“Kau
yakin?”
Elanie
menundukkan kepalanya, takut-takut dengan apa yang ia tanya tadi membuat ibunya
marah. Elanie hanya keberatan, ia tidak yakin dengan rencana ayah dan ibunya
sekarang. Bukan Elanie tak mau, tapi ia
juga ingin bebas seperti Eline, saudara kembarnya. Ibu Elanie yang berada di
depannya meneguk teh hangat yang baru saja dibuat. Ayah Elanie memegang tangan
Elanie lalu ia mengelus punggung tangan yang bergetar, berharap kegugupan
putrinya menghilang. Ayah Elanie mengangguk kepala, ia yakin dengan apa yang akan
ia lakukan pada putrinya. Putrinya sudah menginjak umur 24 namun ia masih belum
memiliki suami. Jangankan suami, kekasih pun, ia tak punya. Masa kesuburan
Elanie sebentar lagi akan habis.
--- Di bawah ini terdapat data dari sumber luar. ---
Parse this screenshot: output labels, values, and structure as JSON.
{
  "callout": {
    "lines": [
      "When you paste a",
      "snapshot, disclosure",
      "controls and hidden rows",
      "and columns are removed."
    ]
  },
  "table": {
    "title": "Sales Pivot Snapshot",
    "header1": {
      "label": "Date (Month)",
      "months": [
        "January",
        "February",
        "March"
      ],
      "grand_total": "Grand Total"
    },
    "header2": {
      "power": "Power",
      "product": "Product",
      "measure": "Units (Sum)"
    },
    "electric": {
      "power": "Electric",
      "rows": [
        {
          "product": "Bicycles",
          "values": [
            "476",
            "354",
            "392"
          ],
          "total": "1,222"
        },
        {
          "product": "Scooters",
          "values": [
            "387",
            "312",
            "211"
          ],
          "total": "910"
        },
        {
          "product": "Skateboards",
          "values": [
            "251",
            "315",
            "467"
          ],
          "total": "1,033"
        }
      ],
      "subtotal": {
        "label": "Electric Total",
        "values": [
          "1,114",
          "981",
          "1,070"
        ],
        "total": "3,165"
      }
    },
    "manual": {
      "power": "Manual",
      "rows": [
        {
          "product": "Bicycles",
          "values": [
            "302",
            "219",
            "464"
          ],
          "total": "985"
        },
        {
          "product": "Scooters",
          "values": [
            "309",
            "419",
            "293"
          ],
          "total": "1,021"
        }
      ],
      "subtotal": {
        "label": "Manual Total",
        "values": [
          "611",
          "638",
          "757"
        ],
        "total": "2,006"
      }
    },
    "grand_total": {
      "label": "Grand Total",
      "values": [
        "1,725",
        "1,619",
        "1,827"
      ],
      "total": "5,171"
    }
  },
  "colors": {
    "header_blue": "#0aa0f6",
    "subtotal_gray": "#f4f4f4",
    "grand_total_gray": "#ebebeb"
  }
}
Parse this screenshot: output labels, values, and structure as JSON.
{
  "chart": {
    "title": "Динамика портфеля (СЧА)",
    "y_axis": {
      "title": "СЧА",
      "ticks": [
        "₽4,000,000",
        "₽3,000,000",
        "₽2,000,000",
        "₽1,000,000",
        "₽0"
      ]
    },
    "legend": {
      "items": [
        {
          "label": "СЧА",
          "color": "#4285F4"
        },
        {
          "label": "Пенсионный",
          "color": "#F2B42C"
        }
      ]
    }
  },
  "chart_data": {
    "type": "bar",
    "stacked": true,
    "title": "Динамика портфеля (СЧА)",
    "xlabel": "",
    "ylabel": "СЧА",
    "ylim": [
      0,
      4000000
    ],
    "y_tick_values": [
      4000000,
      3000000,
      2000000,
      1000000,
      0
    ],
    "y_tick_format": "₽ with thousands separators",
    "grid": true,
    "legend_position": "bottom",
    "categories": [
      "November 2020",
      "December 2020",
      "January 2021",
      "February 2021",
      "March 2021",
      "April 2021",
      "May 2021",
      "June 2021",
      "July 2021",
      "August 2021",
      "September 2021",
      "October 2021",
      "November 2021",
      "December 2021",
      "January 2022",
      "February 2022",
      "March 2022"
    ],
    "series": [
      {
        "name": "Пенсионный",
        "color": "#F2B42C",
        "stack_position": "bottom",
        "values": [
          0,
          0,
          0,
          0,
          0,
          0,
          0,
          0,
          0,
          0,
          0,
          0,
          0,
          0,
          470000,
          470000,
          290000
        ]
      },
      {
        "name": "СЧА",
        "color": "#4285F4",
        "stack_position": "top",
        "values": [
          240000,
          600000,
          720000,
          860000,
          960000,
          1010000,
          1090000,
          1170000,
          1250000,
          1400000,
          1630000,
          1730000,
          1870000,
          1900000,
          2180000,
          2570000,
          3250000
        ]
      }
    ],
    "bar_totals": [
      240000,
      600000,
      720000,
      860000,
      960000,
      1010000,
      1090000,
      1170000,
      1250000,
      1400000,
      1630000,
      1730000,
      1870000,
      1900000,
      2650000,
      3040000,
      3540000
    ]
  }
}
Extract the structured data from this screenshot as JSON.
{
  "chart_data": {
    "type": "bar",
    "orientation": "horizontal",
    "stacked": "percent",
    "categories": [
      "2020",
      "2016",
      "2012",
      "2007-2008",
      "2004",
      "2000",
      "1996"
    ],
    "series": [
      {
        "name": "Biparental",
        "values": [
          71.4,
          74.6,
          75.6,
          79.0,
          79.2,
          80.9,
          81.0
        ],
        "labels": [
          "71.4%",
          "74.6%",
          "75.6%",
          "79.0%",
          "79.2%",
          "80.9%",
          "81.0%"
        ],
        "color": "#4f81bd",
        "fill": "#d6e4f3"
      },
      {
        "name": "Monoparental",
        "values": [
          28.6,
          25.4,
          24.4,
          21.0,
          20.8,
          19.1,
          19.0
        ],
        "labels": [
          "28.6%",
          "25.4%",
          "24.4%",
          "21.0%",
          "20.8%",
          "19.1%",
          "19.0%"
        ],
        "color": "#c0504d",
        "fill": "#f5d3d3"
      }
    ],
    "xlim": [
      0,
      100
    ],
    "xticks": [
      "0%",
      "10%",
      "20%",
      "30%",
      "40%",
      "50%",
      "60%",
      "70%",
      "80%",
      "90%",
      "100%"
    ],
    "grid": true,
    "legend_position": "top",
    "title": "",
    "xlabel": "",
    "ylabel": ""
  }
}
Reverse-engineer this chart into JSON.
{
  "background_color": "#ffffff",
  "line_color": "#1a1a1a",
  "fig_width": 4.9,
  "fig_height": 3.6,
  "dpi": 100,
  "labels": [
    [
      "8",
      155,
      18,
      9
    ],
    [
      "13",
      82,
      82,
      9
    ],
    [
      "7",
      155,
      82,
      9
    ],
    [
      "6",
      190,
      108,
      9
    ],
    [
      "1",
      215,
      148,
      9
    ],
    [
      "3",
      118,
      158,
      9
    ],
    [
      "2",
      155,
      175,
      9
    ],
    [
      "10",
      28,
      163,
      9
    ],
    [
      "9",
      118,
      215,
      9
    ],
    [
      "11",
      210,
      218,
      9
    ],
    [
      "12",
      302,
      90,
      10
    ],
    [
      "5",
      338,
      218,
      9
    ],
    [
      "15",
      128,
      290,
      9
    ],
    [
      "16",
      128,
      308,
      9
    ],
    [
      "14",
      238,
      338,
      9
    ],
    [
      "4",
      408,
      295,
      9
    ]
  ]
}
Masih ada 6 tahun untuk Elanie agar ia bisa
membuat orangtuanya menimang cucu. Well, mungkin Elanie masih bisa memiliki
anak diumur 30-an, tetapi itu bukanlah ide yang bagus. Elanie harus cepat-cepat
menikah seperti saudara kembarnya, Eline.
Eline
sudah tidak lagi tinggal di rumah orangtuanya. Ia sudah memiliki suami lebih
dulu dari Elanie. Sulit untuk Elanie untuk bergaul dengan teman-teman saudara
kembarnya, Eline. Mereka hidup mudah, instan, dan bersenang-senang. Tidak
dengan Elanie. Ia lebih senang berdiam di rumah, bermain dengan anjing
kesayangannya, Timo, dan menulis cerita. Ia senang dengan ruangan tertutup. Ia
bisa dibilang orang yang kurang pergaulan. Ia juga tidak bekerja, ia kuliah
namun sudah lulus sejak dua tahun yang lalu. Sekarang ia tidak tahu harus
bekerja menjadi apa. Ia menganggur. Tinggal di rumah orangtuanya dan kadang
juga menyelip tidur di antara tubuh orangtuanya jika hujan. Ia anak yang manja.
Yang mungkin akan dibenci oleh orang-orang sekumpulan yang mudah bergaul serta
tak manja.
Elanie
mendesah, lalu ia mengangguk. “Baiklah, asalkan jangan seperti suami Eline. Aku
tidak mau. Charlos selalu menggodaku, kau tahu,”
“Dia
memang penggoda, sayang. Charlos sudah menganggapmu sebagai adiknya. Dan calon
suamimu ini tidak sama sekali mirip dengan Charlos. Ia menarik, tidak ada yang
perlu kautakutkan, sayang,” ucap ibu Elanie yang berambut pirang dari samping
tubuh Elanie. Tangannya yang sudah
keriput itu mulai mengelus rambut Elanie. “Kau akan menyukainya,”
“Tapi
aku tidak pernah bersama seorang laki-laki sebelumnya, Bu. Aku hanya takut jika
ia tidak menyukaiku. Aku kaku. Aku mudah kikuk,”
“Kita
berdua tahu, tapi kau sudah berumur 24 tahun. Kau ingin menjadi perawan tua?”
“Tidak!”
Elanie langsung menyergah ucapan ayahnya itu.
“Baik.
Jika begitu, dua hari ke depan kau akan bertemu dengan calon suamimu. Bagus
sayang,” ucap ibunya dengan lembut. Ia mengecup pipi Elanie lalu bangkit dari
kursi bar dapurnya lalu berjalan menuju tempat cuci piring kotor. “Kau pasti
akan menyukainya.”
“Bagaimana
jika ia tidak menyukaiku? Aku hanya takut jika ia tidak menyukaiku,” ucap
Elanie takut-takut, ia menggigit bibir bawahnya, kepalanya tertunduk. Keraguannya semakin terlihat jelas sekarang.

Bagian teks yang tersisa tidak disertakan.